彼女の主演作である「ラストタンゴ・イン・パリ」も観ていない。
問題作であるということ以外は分かってない。

「タンゴの後で」はどうしても観たかった。
あの映画がどう問題だったのかを知りたかったからだ。
あまり評価もされてないし、さほどの話題になっていないにしても。

イタリアの映画監督ベルナルド・ベルトルッチは好きな監督である。
代表作「ラストエンペラー」はもちろん、「暗殺の森」や「殺し」、「シャンドライの恋」、どれもお気に入りだ。
しかし、この「ラストタンゴ・イン・パリ」については詳しくなかった。

暴行シーンについて、事前に知らされていなかったことが問題だった。
脚本に書かれているように、男女の性を描いたラブストーリーであり、ある程度のシーンについてはマリアは承知していた。
だが、暴行はマーロン・ブランドのアドリブであり、ベルトルッチだけがそれを理解していた。

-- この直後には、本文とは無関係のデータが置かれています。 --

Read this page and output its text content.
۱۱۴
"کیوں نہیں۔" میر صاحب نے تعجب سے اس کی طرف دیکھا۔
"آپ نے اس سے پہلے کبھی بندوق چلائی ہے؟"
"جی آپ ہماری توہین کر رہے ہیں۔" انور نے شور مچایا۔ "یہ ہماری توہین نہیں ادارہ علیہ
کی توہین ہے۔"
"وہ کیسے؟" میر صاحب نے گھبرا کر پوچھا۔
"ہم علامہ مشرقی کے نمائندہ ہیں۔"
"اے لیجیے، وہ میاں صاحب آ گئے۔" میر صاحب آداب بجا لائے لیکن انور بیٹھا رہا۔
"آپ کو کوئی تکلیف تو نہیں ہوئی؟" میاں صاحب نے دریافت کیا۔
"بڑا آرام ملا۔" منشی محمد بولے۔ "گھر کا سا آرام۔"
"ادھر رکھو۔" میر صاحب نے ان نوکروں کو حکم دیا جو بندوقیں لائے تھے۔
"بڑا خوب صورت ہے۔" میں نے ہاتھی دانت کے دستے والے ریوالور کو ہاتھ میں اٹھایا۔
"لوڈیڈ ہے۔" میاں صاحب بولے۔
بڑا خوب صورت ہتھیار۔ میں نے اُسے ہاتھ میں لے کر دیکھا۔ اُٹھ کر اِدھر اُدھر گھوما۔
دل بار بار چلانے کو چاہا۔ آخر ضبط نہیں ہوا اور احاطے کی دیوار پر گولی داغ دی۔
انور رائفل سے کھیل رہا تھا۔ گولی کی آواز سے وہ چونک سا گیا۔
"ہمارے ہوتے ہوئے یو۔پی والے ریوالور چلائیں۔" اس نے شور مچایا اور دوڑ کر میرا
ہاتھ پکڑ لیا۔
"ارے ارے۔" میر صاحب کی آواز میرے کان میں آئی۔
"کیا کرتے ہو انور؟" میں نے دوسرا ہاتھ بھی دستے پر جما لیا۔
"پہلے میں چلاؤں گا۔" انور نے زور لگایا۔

マリア・シュナイダーはそのシーンの撮影後、トラウマに苦しんだ。
薬物依存になり、賞賛と同様に批判の的にもなった。
彼女は最大の被害者であった。

マーロン・ブランドをマット・ディロンが演じるのも興味深かった。
それにしても、これ程までにマーロン・ブランドやベルナルド・ベルトルッチへの憎しみが描かれているとは思わなかった。
マーロン・ブランドと言えば、映画の歴史を変えた名優である。

「ゴッドファーザー」や「波止場」、「欲望という名の電車」、「地獄の黙示録」と、燦然と輝く作品を残した俳優である。
ベルトルッチもまた、大きな足跡を残した名監督である。
今は亡き二人が、これ程怒りの矛先を向けられるとは。

マリア・シュナイダーはその後もトラブルを繰り返しながら女優も続け、58歳に癌で亡くなった。
「ラストタンゴ・イン・パリ」が彼女の人生を狂わせたのは間違いないだろう。
演じるのは、アナマリア・ヴァルトロメイ。

10歳で「ヴィオレッタ」で主演デビュー。
「あのこと」等、問題作に積極的に出演する今期待される女優だ。
マリア・シュナイダーが世間と戦ってから50年、悲劇は二度と繰り返してほしくないものだ。